Q - En France, depuis 1800, il y a une loi qui existe d'ailleurs toujours aujourd'hui. Une femme, une parisienne sans autorisation de la préfecture n'a pas le droit de s'habiller en homme y compris porter un pantalon sauf pour monter à cheval ou en bicyclette. Or, aujourd'hui nous ne courons aucun danger de se promener à Paris en pantalon, cela peut être un modèle pour le gouvernement soudanais ?
R - J'admire tout ce que vous venez de dire qui témoigne d'un travail très attentif sur notre société.

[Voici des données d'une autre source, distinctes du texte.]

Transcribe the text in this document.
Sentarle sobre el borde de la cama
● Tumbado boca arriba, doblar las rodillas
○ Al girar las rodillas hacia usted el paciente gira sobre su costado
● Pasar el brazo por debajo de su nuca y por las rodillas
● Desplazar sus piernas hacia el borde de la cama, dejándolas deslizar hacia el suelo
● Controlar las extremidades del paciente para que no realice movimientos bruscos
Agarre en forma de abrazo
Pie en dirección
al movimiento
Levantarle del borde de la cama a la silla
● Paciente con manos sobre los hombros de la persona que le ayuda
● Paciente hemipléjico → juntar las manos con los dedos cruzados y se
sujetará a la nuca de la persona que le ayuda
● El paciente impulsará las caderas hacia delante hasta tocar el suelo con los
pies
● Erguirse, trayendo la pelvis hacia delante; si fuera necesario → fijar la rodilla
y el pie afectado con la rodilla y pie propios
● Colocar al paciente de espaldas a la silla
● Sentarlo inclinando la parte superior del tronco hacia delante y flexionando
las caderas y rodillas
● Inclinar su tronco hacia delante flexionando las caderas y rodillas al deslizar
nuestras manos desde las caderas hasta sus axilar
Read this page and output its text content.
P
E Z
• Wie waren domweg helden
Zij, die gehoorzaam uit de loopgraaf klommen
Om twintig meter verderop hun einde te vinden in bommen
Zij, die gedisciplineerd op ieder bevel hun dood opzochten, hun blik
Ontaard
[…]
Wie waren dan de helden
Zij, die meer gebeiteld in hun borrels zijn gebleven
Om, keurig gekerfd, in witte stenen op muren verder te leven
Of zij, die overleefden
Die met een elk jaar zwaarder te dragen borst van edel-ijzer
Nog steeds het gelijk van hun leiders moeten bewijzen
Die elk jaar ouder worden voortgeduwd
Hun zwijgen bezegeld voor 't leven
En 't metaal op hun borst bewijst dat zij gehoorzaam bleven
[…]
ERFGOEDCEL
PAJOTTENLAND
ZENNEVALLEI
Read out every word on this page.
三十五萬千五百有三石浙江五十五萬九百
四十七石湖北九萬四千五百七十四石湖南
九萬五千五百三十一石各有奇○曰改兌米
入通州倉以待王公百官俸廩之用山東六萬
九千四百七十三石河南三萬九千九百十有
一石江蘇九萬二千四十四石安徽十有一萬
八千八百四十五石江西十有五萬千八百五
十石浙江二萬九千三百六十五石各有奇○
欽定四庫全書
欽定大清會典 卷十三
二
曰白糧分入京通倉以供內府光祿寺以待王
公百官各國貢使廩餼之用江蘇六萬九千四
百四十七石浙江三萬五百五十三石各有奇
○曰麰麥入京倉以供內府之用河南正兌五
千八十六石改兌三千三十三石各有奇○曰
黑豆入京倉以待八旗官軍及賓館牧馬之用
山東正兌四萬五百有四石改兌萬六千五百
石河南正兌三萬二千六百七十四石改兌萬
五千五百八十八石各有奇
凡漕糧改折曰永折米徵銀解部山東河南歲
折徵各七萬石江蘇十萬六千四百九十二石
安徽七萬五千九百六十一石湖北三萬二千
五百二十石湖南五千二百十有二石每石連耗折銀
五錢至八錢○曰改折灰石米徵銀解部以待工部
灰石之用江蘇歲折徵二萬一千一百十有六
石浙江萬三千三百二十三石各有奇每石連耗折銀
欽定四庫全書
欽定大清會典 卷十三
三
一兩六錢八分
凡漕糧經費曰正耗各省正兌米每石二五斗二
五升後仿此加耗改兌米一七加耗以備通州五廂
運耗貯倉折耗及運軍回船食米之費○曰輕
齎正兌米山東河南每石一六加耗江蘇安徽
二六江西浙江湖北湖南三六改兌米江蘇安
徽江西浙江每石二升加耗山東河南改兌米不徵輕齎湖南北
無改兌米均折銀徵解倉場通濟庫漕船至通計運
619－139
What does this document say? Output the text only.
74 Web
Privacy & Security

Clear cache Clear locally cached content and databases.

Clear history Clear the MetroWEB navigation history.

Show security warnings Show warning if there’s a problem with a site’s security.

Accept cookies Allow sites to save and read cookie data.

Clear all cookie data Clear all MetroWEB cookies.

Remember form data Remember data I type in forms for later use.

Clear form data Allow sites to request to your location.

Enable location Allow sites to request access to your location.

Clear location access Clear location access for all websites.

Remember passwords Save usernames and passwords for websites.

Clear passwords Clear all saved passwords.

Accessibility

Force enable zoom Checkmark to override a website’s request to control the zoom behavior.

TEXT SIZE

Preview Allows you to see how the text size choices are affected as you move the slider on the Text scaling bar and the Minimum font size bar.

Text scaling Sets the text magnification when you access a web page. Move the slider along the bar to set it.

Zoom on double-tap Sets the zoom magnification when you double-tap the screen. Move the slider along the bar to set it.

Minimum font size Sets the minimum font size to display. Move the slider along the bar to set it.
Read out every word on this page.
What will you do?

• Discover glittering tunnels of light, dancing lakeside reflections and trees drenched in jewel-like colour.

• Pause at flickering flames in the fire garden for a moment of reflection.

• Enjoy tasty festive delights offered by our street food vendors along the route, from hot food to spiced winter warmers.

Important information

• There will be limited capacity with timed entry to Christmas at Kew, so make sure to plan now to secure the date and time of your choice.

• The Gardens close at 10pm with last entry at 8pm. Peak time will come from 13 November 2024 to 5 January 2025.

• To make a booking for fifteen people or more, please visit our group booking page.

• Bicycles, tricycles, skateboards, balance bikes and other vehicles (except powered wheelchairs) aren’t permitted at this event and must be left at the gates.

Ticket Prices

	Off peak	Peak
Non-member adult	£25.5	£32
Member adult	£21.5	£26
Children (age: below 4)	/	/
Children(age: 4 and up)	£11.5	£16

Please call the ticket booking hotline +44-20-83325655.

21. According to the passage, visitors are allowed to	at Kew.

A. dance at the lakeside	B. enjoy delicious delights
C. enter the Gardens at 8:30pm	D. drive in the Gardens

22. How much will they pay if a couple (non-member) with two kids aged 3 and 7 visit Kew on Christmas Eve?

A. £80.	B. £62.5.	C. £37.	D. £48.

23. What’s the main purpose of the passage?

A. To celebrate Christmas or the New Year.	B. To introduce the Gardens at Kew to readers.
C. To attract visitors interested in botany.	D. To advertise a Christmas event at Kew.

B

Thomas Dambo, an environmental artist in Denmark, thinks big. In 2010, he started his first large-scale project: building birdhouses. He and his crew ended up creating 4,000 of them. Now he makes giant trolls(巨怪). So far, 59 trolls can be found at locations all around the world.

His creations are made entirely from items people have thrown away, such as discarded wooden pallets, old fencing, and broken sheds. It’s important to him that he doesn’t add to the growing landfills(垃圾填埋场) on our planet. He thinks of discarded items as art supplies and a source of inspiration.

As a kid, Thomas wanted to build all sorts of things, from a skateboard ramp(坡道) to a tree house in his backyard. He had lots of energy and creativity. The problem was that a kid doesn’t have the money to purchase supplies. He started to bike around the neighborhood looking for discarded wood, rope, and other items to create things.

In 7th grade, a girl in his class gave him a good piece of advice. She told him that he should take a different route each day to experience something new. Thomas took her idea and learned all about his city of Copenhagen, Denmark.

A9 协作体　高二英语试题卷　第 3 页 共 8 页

Q - Concernant le Proche-Orient, avez-vous des nouvelles sur la libération attendue du soldat Shalit ?
R - Comme vous le dites, la libération est attendue, cela fait d'ailleurs trois ans. Nous, je parle de la France, y avons à un moment donné, joué un rôle très précis. Nous avons les mêmes informations. J'étais en Israël et en Palestine, il y a quatre jours. Il s'agit d'un échange, impliquant la libération du franco-israélien Gilad Shalit contre environ 500 prisonniers palestiniens. Cette liste a été transmise. Je crois qu'elle amendée. Des informations encourageantes ont été données par le président Shimon Pérès que j'ai rencontré il y a quatre jours. Depuis, il semble que les choses continuent dans un sens positif.
Voilà ce que je peux dire. Nous n'avons pas plus de précisions ni sur la date d'une éventuelle libération ni sur le contenu exact de cette liste. Je n'en suis pas sûr car nous avons été échaudés plusieurs fois depuis que nous attendons cette libération mais je crois que l'évolution de la négociation est positive.